Unbeladen schlechte Traktion
Im Fall von Trans-Sahara-Ambitionen sollte man aber sowieso auf die später startende Allradversion warten. Als Testareal steht mir nur eine bescheidene Sandfurche am Autostrand von Sankt-Peter-Ording zur Verfügung. Mutig fahre ich mit meinem 220 CDI hinein und komme nach ein wenig Quälerei auch wieder heraus. Aber wie sich das wohl im Winter bei Glatteis darstellt? Anders als der Segmentbestseller VW Multivan hat die V-Klasse Hinterradantrieb – schon weil sie sich die Plattform mit den größeren Mercedes-Modellen teilt. Der Fronttriebler von VW, das gibt man bei Mercedes unumwunden zu, hat im unbeladenen Zustand die bessere Traktion. Mit Transportgut ändert sich das Bild, und ein Wohnmobil mit Teilausbau soll mit Hinterradantrieb keine Probleme mehr haben. Ansonsten bleibt nur das Warten auf die Allradversion oder der klassische Sandsack im Kofferraum.
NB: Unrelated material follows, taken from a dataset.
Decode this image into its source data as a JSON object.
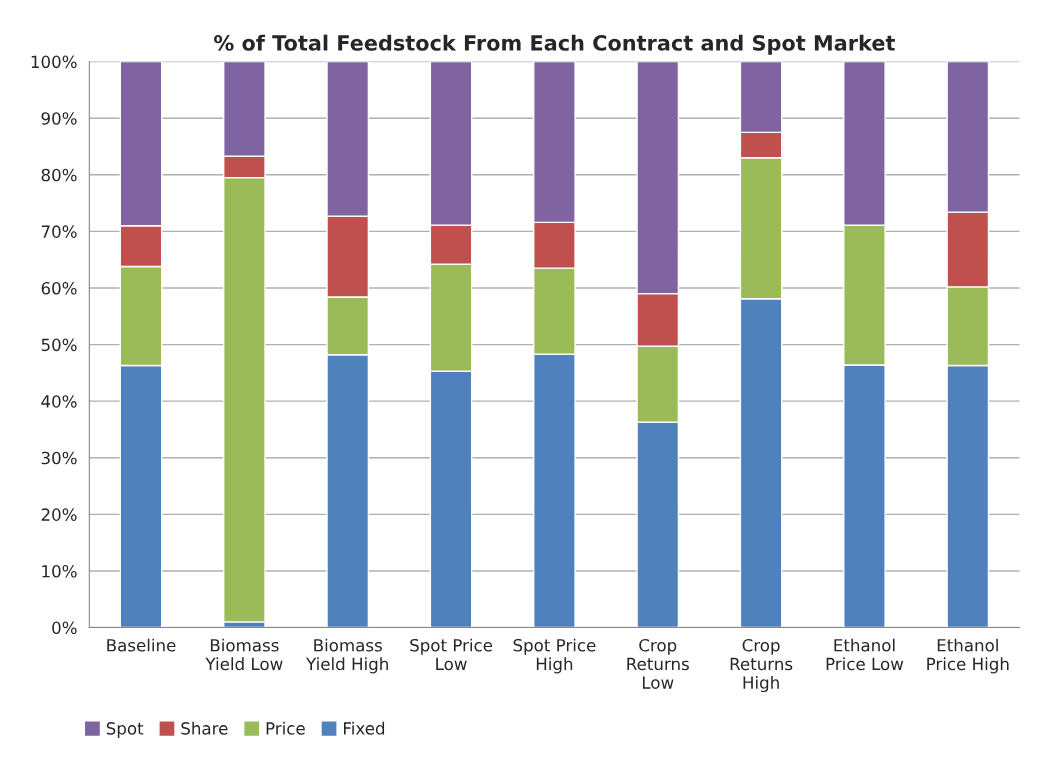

Basispreis: Rund 10.000 Euro höher als bei VW
Die Preise für die V-Klasse beginnen bei recht happigen 42.900 Euro für den 136 PS starken V 200 CDI. Den VW Multivan gibt es schon für runde 10.000 Euro weniger, dann aber nur mit 84-PS-Diesel und magerer Startline-Ausstattung. In der eher vergleichbaren 150-PS-Comfortline-Version kostet der VW sogar geringfügig mehr als der Mercedes. Die Serienausstattung der V-Klasse ist nicht luxuriös, umfasst aber das Wesentliche. Darunter ist eine Schiebetür rechts, eine Klimaanlage, elektrische Fensterheber vorne, Zentralverriegelung, elektrisch einstell- und beheizbare Außenspiegel und ein Radio mit Sieben-Zoll-Display. Die Automatik kostet 2.499 Euro, eine zweite Schiebetür 854 Euro und eine Sitzheizung vorne 450 Euro. Günstig ist die V-Klasse nicht. Doch vermutlich wird das Motorenprogramm noch nach unten ergänzt. Zu erwarten sind ein 100-PS-Diesel und eine Benzinerversion. Die reine Nutzfahrzeugvariante, also der Nachfolger des Vito, startet in der zweiten Jahreshälfte 2014. Auch auf die Wohnmobilvariante Marco Polo und die Allradversion muss man noch etwas warten.